Pitié pour les économistes

Oui, Monsieur le juge.

Nous nous sommes couchés devant l’enfermement et la surveillance totalitaire de toute une population. Mais les élus, les syndicats, la presse, l’administration, la justice, les associations, n’en ont-ils pas fait de même ? Ces choses-là ne sont pas notre job. Et puis nous avions peur. Comme tout le monde !
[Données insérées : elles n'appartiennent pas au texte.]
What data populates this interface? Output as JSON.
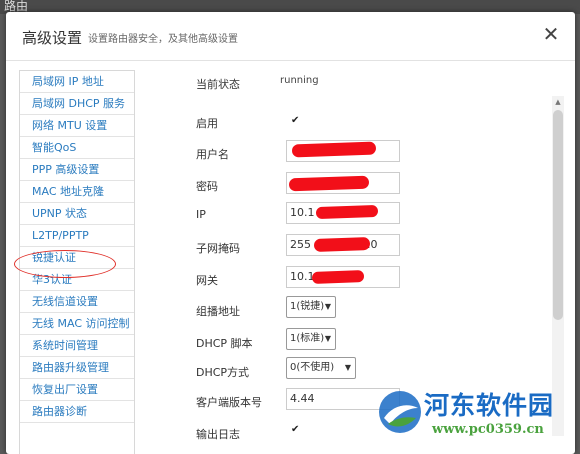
{
  "background_title": "路由",
  "dialog": {
    "title": "高级设置",
    "subtitle": "设置路由器安全，及其他高级设置",
    "close_icon": "close-icon"
  },
  "sidebar": {
    "items": [
      {
        "label": "局域网 IP 地址"
      },
      {
        "label": "局域网 DHCP 服务"
      },
      {
        "label": "网络 MTU 设置"
      },
      {
        "label": "智能QoS"
      },
      {
        "label": "PPP 高级设置"
      },
      {
        "label": "MAC 地址克隆"
      },
      {
        "label": "UPNP 状态"
      },
      {
        "label": "L2TP/PPTP"
      },
      {
        "label": "锐捷认证"
      },
      {
        "label": "华3认证"
      },
      {
        "label": "无线信道设置"
      },
      {
        "label": "无线 MAC 访问控制"
      },
      {
        "label": "系统时间管理"
      },
      {
        "label": "路由器升级管理"
      },
      {
        "label": "恢复出厂设置"
      },
      {
        "label": "路由器诊断"
      }
    ],
    "highlighted_item": "锐捷认证",
    "highlight_color": "#e0302a"
  },
  "form": {
    "status_label": "当前状态",
    "status_value": "running",
    "enable_label": "启用",
    "enable_checked": true,
    "username_label": "用户名",
    "username_value": "",
    "password_label": "密码",
    "password_value": "",
    "ip_label": "IP",
    "ip_value": "10.1",
    "mask_label": "子网掩码",
    "mask_value": "255",
    "mask_value_end": ".0",
    "gateway_label": "网关",
    "gateway_value": "10.1",
    "multicast_label": "组播地址",
    "multicast_value": "1(锐捷)",
    "dhcp_script_label": "DHCP 脚本",
    "dhcp_script_value": "1(标准)",
    "dhcp_mode_label": "DHCP方式",
    "dhcp_mode_value": "0(不使用)",
    "client_version_label": "客户端版本号",
    "client_version_value": "4.44",
    "log_label": "输出日志",
    "log_checked": true
  },
  "watermark": {
    "title": "河东软件园",
    "url": "www.pc0359.cn"
  },
  "colors": {
    "link": "#2a7bbf",
    "redaction": "#f20f19",
    "watermark_blue": "#1a6bc4",
    "watermark_green": "#4aa23e"
  }
}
Nous avons laissé détruire, en France, trois cent milliards de PIB, cent cinquante milliards de recettes publiques. Des secteurs entiers anéantis, l’avenir d’une jeunesse saccagée. Ailleurs, cent trente millions de personnes jetées dans la famine, alors que doublait la fortune des magnats de la Silicon Valley. 

Nous aurions pu signer quelque pétition, produire quelque rapport, pendant qu’il était encore temps, comme nous le faisons si complaisamment lorsqu’il s’agit d’appeler à voter pour tel candidat ou de recommander telle réglementation. Voire demander des moyens.

Mais, en mars 2020, personne ne nous a sonnés. Soudain, les experts, ce n’était plus nous ! De plus, protester aurait fait le jeu des populistes.

On n’y pouvait rien ! C’était la pandémie. C’est elle, la coupable ! 

Nous serons toujours partisans du bien-être social. Nous comparons les coûts et les bénéfices. Les inégalités nous préoccupent. Même quand cela ne se voit pas.

La preuve : nous avons pondu, en quelques mois, des milliers d’articles de recherche. Une nouvelle discipline est née : les Covid Economics  ! Et nous prodiguons nos avis sur le plan de relance. Que ferait-on sans nous ?

Monsieur le juge, nous implorons les circonstances atténuantes.